Варвара Сергеевна: Р. К.П.? Нет, не знаю. А тебе зачем? (ЭП: 44; М: 41)
Загадки и недоразумения – часть общей стратегии недоговаривания, переспросов, выдавливания информации «по капле», с помощью которой в народной комедии и в театре Эрдмана строится диалог:
Ответчик: …Откуда ты, Ванечка?
Ванька: Я пришел из Берлина, из самой Германии.
Ответчик: Чего ж ты приехал сюда, Ванюша?
Ванька: Я приехал сюда жениться.
Ответчик: Хорошее дело… А там, в Германии, разве не мог себе невесту найтить?
Ванька: Нетути.
Ответчик: А кого ж ты берешь себе в невесты?
Ванька: Попову дочь.
Ответчик: Так, так. А сколько ты приданого за нее берешь? и т. п. (НТ: 294)
Автоном Сигизмундович: Валериан.
Валериан Олимпович: Я, дядюшка.
Автоном Сигизмундович: Для чего ты сюда притащил эту штуку?
Валериан Олимпович: Ничего подобного.
Автоном Сигизмундович: Что ничего подобного?
Валериан Олимпович: Я ее, дядюшка, не притащил, а спас.
Автоном Сигизмундович: Как спас?
Валериан Олимпович: Вы, дядюшка, все равно ничего не поймете.
Автоном Сигизмундович: Почему не пойму?
Валериан Олимпович: Потому что я сам ничего не понимаю.
Автоном Сигизмундович: Как же ты, Валериан, не поймешь того, что ты сам делаешь? (М: 73)
Клеопатра Максимовна: Вот.
Олег Леонидович: Что – вот?
Клеопатра Максимовна: Здесь.
Олег Леонидович: Что здесь?
Клеопатра Максимовна: Здесь его похоронят,
Олег Леонидович: Кого похоронят? (ЭП: 154)

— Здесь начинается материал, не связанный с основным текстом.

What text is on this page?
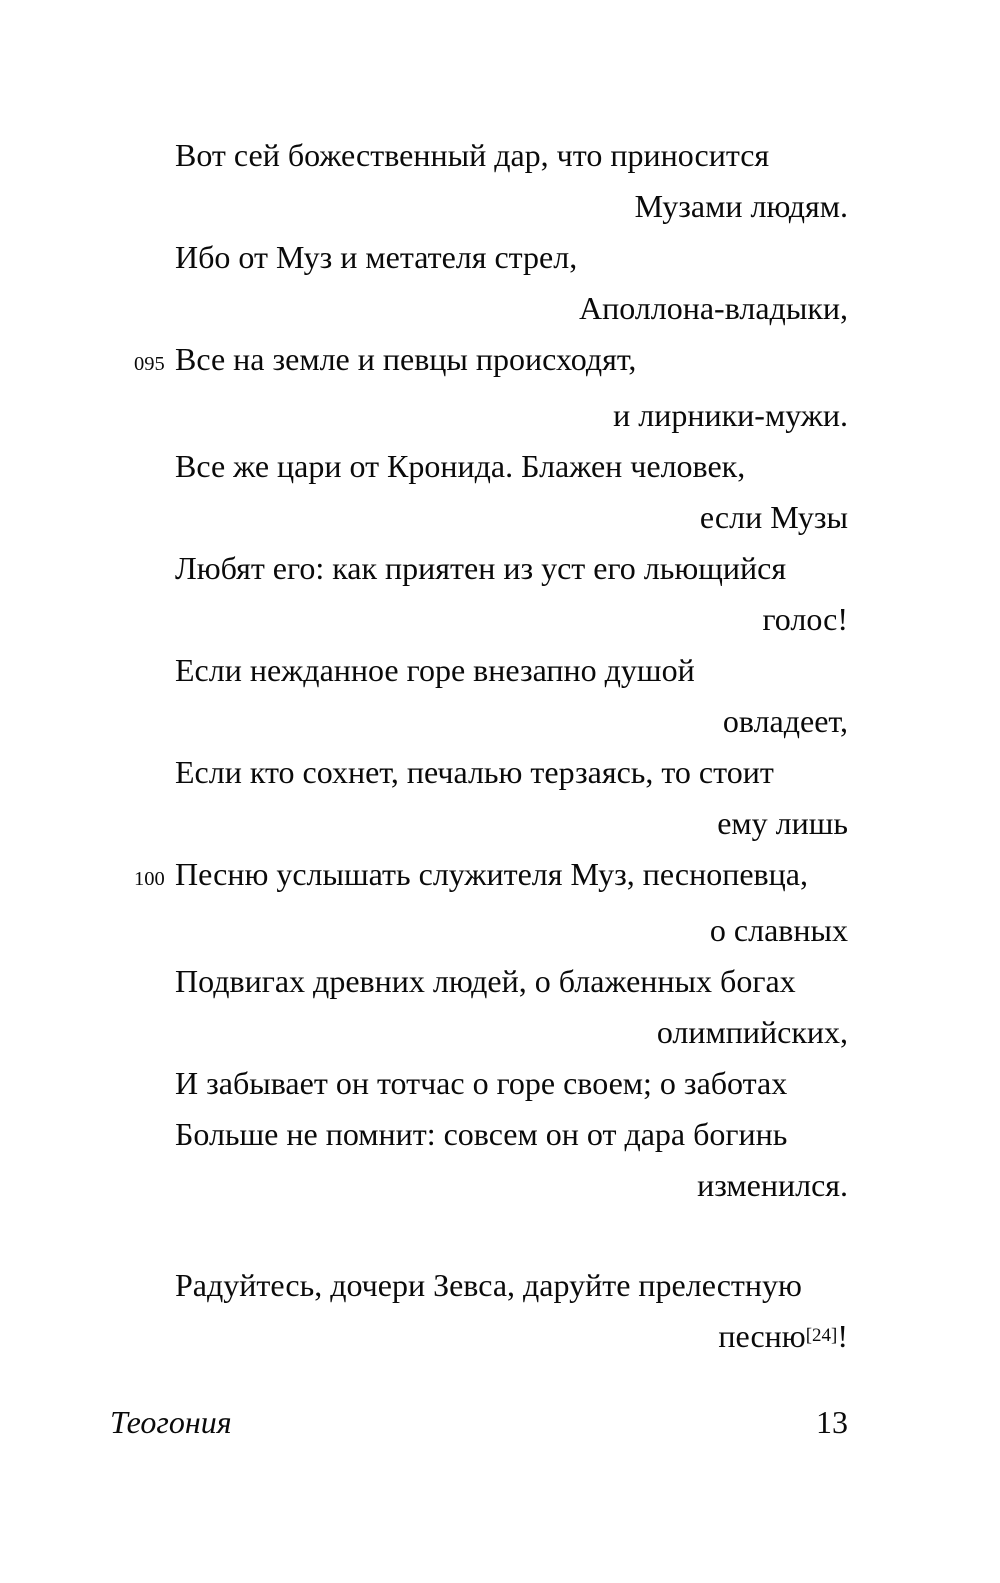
Вот сей божественный дар, что приносится
Музами людям.
Ибо от Муз и метателя стрел,
Аполлона-владыки,
095 Все на земле и певцы происходят,
и лирники-мужи.
Все же цари от Кронида. Блажен человек,
если Музы
Любят его: как приятен из уст его льющийся
голос!
Если нежданное горе внезапно душой
овладеет,
Если кто сохнет, печалью терзаясь, то стоит
ему лишь
100 Песню услышать служителя Муз, песнопевца,
о славных
Подвигах древних людей, о блаженных богах
олимпийских,
И забывает он тотчас о горе своем; о заботах
Больше не помнит: совсем он от дара богинь
изменился.
Радуйтесь, дочери Зевса, даруйте прелестную
песню[24]!
Теогония	13
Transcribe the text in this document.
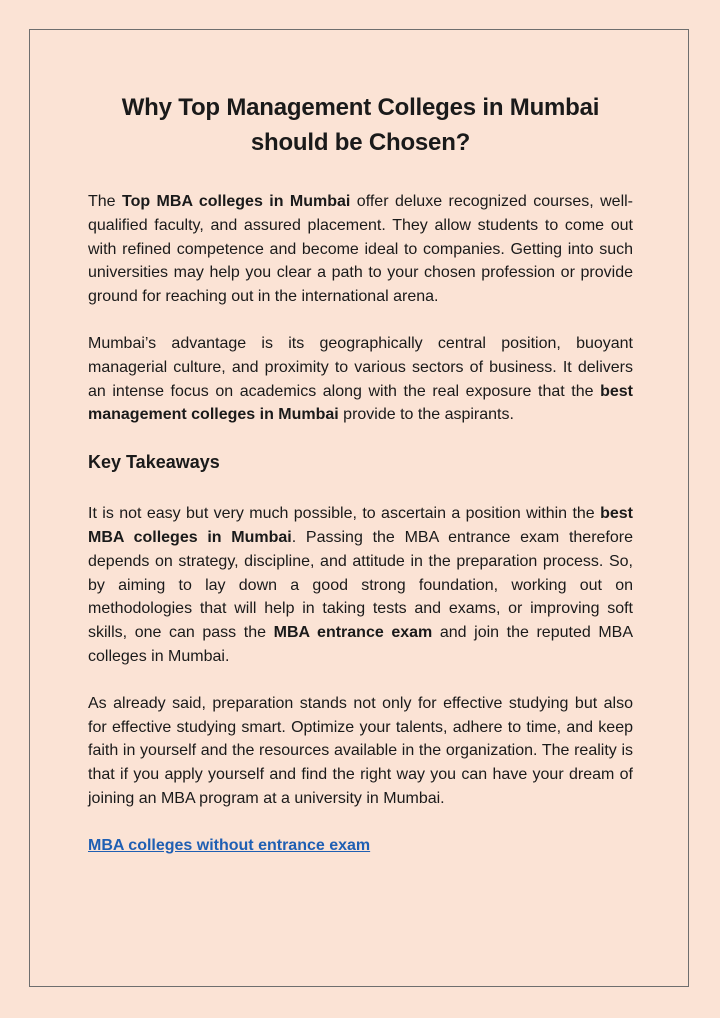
Why Top Management Colleges in Mumbai should be Chosen?

The Top MBA colleges in Mumbai offer deluxe recognized courses, well-qualified faculty, and assured placement. They allow students to come out with refined competence and become ideal to companies. Getting into such universities may help you clear a path to your chosen profession or provide ground for reaching out in the international arena.

Mumbai’s advantage is its geographically central position, buoyant managerial culture, and proximity to various sectors of business. It delivers an intense focus on academics along with the real exposure that the best management colleges in Mumbai provide to the aspirants.

Key Takeaways

It is not easy but very much possible, to ascertain a position within the best MBA colleges in Mumbai. Passing the MBA entrance exam therefore depends on strategy, discipline, and attitude in the preparation process. So, by aiming to lay down a good strong foundation, working out on methodologies that will help in taking tests and exams, or improving soft skills, one can pass the MBA entrance exam and join the reputed MBA colleges in Mumbai.

As already said, preparation stands not only for effective studying but also for effective studying smart. Optimize your talents, adhere to time, and keep faith in yourself and the resources available in the organization. The reality is that if you apply yourself and find the right way you can have your dream of joining an MBA program at a university in Mumbai.

MBA colleges without entrance exam
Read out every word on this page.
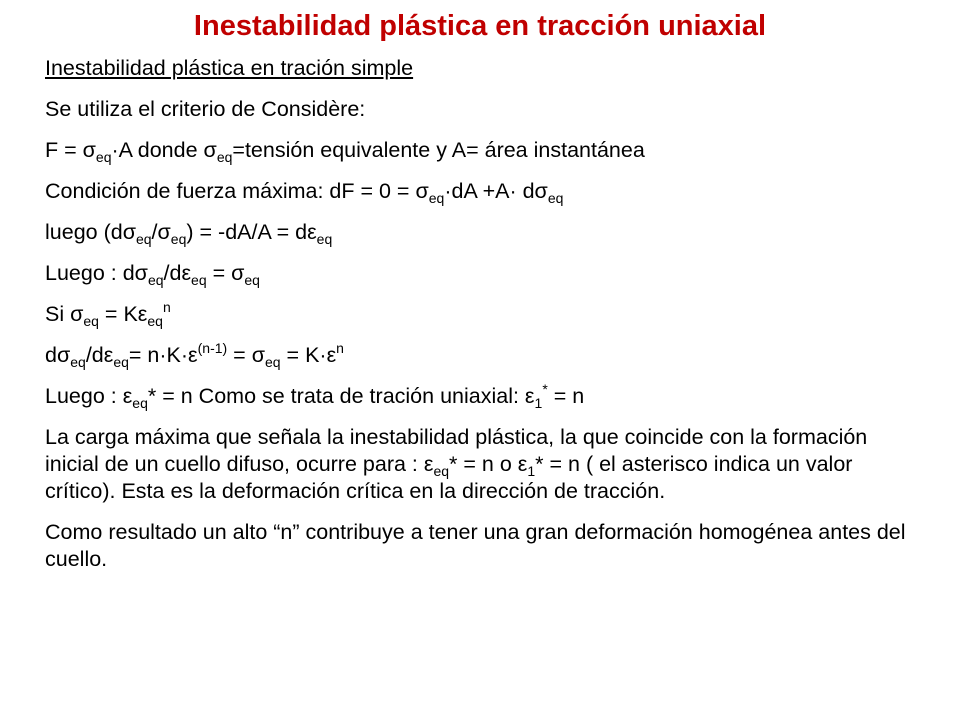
Inestabilidad plástica en tracción uniaxial

Inestabilidad plástica en tración simple

Se utiliza el criterio de Considère:

$F = \sigma_{eq}\cdot A$ donde $\sigma_{eq}=tensión$ equivalente y A= área instantánea

Condición de fuerza máxima: dF = $0 = \sigma_{eq}\cdot dA +A\cdot d\sigma_{eq}$

luego $(d\sigma_{eq}/\sigma_{eq}) = -dA/A = d\varepsilon_{eq}$

Luego : $d\sigma_{eq}/d\varepsilon_{eq} = \sigma_{eq}$

Si $\sigma_{eq} = K\varepsilon_{eq}^n$

$d\sigma_{eq}/d\varepsilon_{eq}= n\cdot K\cdot\varepsilon^{(n-1)} = \sigma_{eq} = K\cdot\varepsilon^n$

Luego : $\varepsilon_{eq}* = n$ Como se trata de tración uniaxial: $\varepsilon_1^* = n$

La carga máxima que señala la inestabilidad plástica, la que coincide con la formación inicial de un cuello difuso, ocurre para : $\varepsilon_{eq}* = n$ o $\varepsilon_1* = n$ ( el asterisco indica un valor crítico). Esta es la deformación crítica en la dirección de tracción.

Como resultado un alto “n” contribuye a tener una gran deformación homogénea antes del cuello.
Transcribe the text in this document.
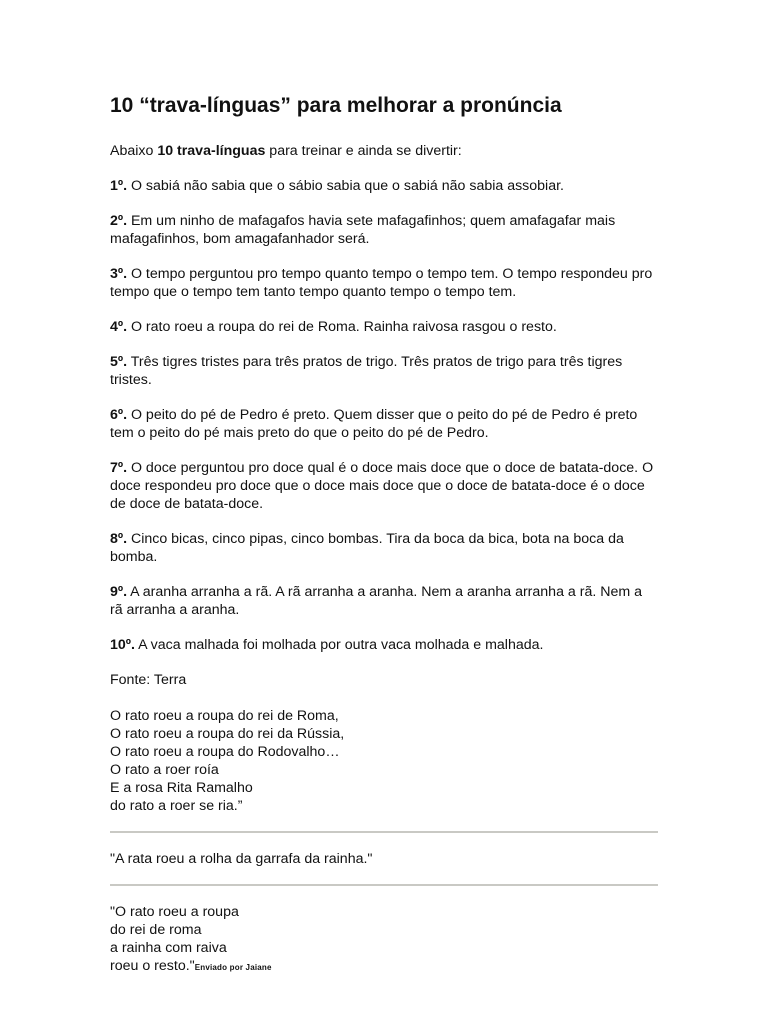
10 “trava-línguas” para melhorar a pronúncia

Abaixo 10 trava-línguas para treinar e ainda se divertir:

1º. O sabiá não sabia que o sábio sabia que o sabiá não sabia assobiar.

2º. Em um ninho de mafagafos havia sete mafagafinhos; quem amafagafar mais mafagafinhos, bom amagafanhador será.

3º. O tempo perguntou pro tempo quanto tempo o tempo tem. O tempo respondeu pro tempo que o tempo tem tanto tempo quanto tempo o tempo tem.

4º. O rato roeu a roupa do rei de Roma. Rainha raivosa rasgou o resto.

5º. Três tigres tristes para três pratos de trigo. Três pratos de trigo para três tigres tristes.

6º. O peito do pé de Pedro é preto. Quem disser que o peito do pé de Pedro é preto tem o peito do pé mais preto do que o peito do pé de Pedro.

7º. O doce perguntou pro doce qual é o doce mais doce que o doce de batata-doce. O doce respondeu pro doce que o doce mais doce que o doce de batata-doce é o doce de doce de batata-doce.

8º. Cinco bicas, cinco pipas, cinco bombas. Tira da boca da bica, bota na boca da bomba.

9º. A aranha arranha a rã. A rã arranha a aranha. Nem a aranha arranha a rã. Nem a rã arranha a aranha.

10º. A vaca malhada foi molhada por outra vaca molhada e malhada.

Fonte: Terra

O rato roeu a roupa do rei de Roma,

O rato roeu a roupa do rei da Rússia,

O rato roeu a roupa do Rodovalho…

O rato a roer roía

E a rosa Rita Ramalho

do rato a roer se ria.”

"A rata roeu a rolha da garrafa da rainha."

"O rato roeu a roupa

do rei de roma

a rainha com raiva

roeu o resto."Enviado por Jaiane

5. Дискретность, сукцессивность, монументальность
Функцией вопросов и переспросов является, таким образом, разбитие информации на ряд смысловых квантов, подаваемых с расстановкой (сукцессивно) и крупным планом; другими словами, подчеркнутая артикуляция любых важных сообщений и заявлений. Коммуникативная ясность и четкость – непременная черта балаганного театра. Слово, несущее сюжетно важный смысл, стилистически нейтрализовано, очищено от индивидуальных и локальных оттенков, шероховатостей и излишеств, свойственных живой речи (что, разумеется, не исключает вкраплений выисканных и выразительных слов, чья лексическая окраска лишь эффективно оттеняется нейтральностью фона). Высказывание сводится к своему информационно-логическому костяку, стремится к лаконизму и выделенности смысловых членений. Логическая схема сообщения скандируется путем окликаний, откликов, анонсов, переспрашиваний, повторов, неторопливо выдвигающих в поле внимания поочередно все ее главные элементы, начиная с таких преамбул, как привлечение внимания адресата (всегда образующих отдельную реплику) и указание модальности предстоящего обращения (новость, вопрос, приказ и т. п.).